Introduction to HPC in MATLAB
Overview
Teaching: 30 min
Exercises: 0 minQuestions
What is High-Performance Computing (HPC)?
What are the different options for HPC in MATLAB?
Objectives
Understand what High-Performance Computing is.
A brief overview different types of HPC techniques available to MATLAB users.
MATLAB
MATLAB is a multi-paradigm numerical computing platform for scientific computing, and is also a high-level programming language.
MATLAB offers support for linear algebra (Matrices and Vectors), function evaluations, plotting and visualisation, and symbolic computations for mathematical expressions.
Unlike C, C++ and Fortran, MATLAB is an interpreted language similar to Python. This means that programs written in MATLAB can be executed directly without the need for compiling them. Therefore, MATLAB is relatively easy to learn and use compared to compiled languages C, C++ and Fortran. However, the price one has to pay for this functionality is the slowness of computations. MATLAB is at least an order of magnitude slower than the programs written in C, C++ and Fortran. Nevertheless, MATLAB supports linking of C/C++ and Fortran codes with MATLAB code, if one is interested in replacing computing-intensive routines with C++ or Fortran programs.
Scope of this lesson
The main objective of this lesson is to learn how we can harness the computing power in High-Performance Computers using MATLAB. In this workshop we will focus on the techniques that help run MATLAB programs efficiently and effectively using command line interface and High-Performance Computing (HPC) resources. This material is aimed at problems that are computationally so demanding that each simulation runs for days on personal computers.
- While High-Performance Computing is considerably more involved in languages such as C, C++, Fortran and Python, it is relatively easier in MATLAB.
- MATLAB offers built-in support for High-Performance Computing in the form of parallelised loops, parallelised functions and the spmd construct within the MATLAB Parallel Computing Toolbox (PCT).
- In this course, we will focus on
- Vectorization
- Profiling
- Parallel Computing Toolbox
- parfor
- spmd
- mpiprofile
- Running MATLAB from command line
- Running MATLAB on Sunbird
What is High-Performance Computing (HPC)?

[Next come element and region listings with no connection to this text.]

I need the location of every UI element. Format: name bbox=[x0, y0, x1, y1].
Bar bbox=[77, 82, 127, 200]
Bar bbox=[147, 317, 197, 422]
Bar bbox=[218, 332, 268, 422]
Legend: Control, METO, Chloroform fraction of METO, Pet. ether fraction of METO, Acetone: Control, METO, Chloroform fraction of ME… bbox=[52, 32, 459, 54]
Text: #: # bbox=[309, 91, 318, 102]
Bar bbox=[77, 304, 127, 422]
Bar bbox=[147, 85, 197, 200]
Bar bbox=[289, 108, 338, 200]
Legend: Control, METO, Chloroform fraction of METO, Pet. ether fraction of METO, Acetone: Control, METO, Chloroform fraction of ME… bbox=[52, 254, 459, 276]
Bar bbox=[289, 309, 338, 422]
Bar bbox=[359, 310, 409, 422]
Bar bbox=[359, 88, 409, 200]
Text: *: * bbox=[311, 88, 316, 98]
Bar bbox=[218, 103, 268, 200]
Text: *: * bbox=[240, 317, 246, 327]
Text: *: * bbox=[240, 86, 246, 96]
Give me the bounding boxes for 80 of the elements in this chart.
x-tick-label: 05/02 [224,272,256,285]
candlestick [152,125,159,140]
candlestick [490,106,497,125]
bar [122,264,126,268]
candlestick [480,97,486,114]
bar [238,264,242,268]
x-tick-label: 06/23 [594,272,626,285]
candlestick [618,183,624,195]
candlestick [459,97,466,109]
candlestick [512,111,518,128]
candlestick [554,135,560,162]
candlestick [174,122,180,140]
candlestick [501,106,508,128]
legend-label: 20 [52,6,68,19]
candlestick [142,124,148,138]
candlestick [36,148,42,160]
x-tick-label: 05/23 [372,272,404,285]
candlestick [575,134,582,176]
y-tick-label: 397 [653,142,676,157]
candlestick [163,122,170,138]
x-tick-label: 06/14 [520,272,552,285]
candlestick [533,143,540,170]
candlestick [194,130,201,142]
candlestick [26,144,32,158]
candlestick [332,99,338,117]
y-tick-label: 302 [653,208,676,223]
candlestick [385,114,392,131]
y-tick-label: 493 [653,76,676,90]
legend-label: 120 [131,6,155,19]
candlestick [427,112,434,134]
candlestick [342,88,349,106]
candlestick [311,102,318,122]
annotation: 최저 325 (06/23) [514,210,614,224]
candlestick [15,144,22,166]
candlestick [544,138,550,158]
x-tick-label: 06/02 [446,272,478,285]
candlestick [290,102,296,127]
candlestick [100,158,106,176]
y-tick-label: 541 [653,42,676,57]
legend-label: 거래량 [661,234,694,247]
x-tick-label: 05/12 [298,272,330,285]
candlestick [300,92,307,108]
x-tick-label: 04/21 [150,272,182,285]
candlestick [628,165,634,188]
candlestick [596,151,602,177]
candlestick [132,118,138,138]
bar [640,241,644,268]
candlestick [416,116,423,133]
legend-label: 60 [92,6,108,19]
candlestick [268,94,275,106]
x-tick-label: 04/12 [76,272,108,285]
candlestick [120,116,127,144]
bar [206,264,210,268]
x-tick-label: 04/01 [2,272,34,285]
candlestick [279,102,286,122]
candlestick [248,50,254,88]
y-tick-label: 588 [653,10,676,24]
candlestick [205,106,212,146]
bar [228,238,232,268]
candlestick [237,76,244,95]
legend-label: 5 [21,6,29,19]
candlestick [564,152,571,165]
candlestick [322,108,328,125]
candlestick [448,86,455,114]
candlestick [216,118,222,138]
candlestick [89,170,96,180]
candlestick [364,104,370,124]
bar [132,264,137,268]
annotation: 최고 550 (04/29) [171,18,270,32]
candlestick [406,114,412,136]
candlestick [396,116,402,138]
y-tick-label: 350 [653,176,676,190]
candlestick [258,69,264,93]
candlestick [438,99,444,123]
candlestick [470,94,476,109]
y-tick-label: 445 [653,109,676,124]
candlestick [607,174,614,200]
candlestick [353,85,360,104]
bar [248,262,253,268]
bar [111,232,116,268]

In lay terms, High-Performance Computing can be described as the process of performing more calculations in a given amount of time by utilising more computer hardware.
According to InsideHPC:
“High Performance Computing most generally refers to the practice of aggregating computing power in a way that delivers much higher performance than one could get out of a typical desktop computer or workstation in order to solve large problems in science, engineering, or business.”
High Performance Computing is carried out on a supercomputer, also called a cluster. A cluster is simply a group of computers with the same components (RAM, disk, processors/cores, and networking cards) as those in your desktop or laptop, but more powerful, and are networked with high-speed interconnect that can be accessed (indirectly) through software, the scheduler, that manages simultaneous execution of jobs by single or multiple users.
The following figure depicts a typical supercomputing cluster
along with some of its important components. The user accesses
the supercomputer by logging into the login node and by
submitting jobs (or tasks) using jobscripts which will be managed
by job schedulers such as Slurm Workload Manager, or
PBS. The jobs are executed on the
compute nodes. On Sunbird, we use the SLURM workload manager.
Nodes and Cores
Each individual computer in a cluster is commonly referred to as a “node”. Inside each node will be several processor chips that do the actual computation. A typical node in a cluster will have anything from 8 to 40 cores in total, often across several physical processor chips.
Reasons for using High-Performance Computing
- Your code takes a lot of time, for example, a couple of days, to run on your personal laptop or the desktop PC in your lab.
- Even though your code is fast enough you don’t have enough memory on your local machine to fit all of your data.
- Your code runs fast enough but you want to run 100s or 1000s of small jobs by varying some input parameters.
- You want to use a software library or proprietary software that you cannot install on your local machine for some reason.
MATLAB job scheduler
MATLAB has its own job scheduler. However, we do not recommend it on Supercomputing Wales clusters. We use SLURM.
MATLAB Computing speed
It is important to keep in mind the slowness of MATLAB codes. MATLAB codes are 10-100 times slower than the optimised C, C++ and Fortran codes. Since MATLAB is significantly slower than the code written in C, C++ and Fortran, parallelisation in MATLAB will also be considerably slower than what we can achieve in C, C++ and Fortran.
Key Points
High-Performance Computing is all about expediting the computations.
MATLAB offers several in-built functions to exploit the various HPC architectures, for example: multi-threads, multi-cores and GPUs, available today.
MATLAB Parallel Computing Toolbox requires significantly less effort when compared with parallelisation in C, C++ and Fortran. But it comes at the cost of lower computing speeds.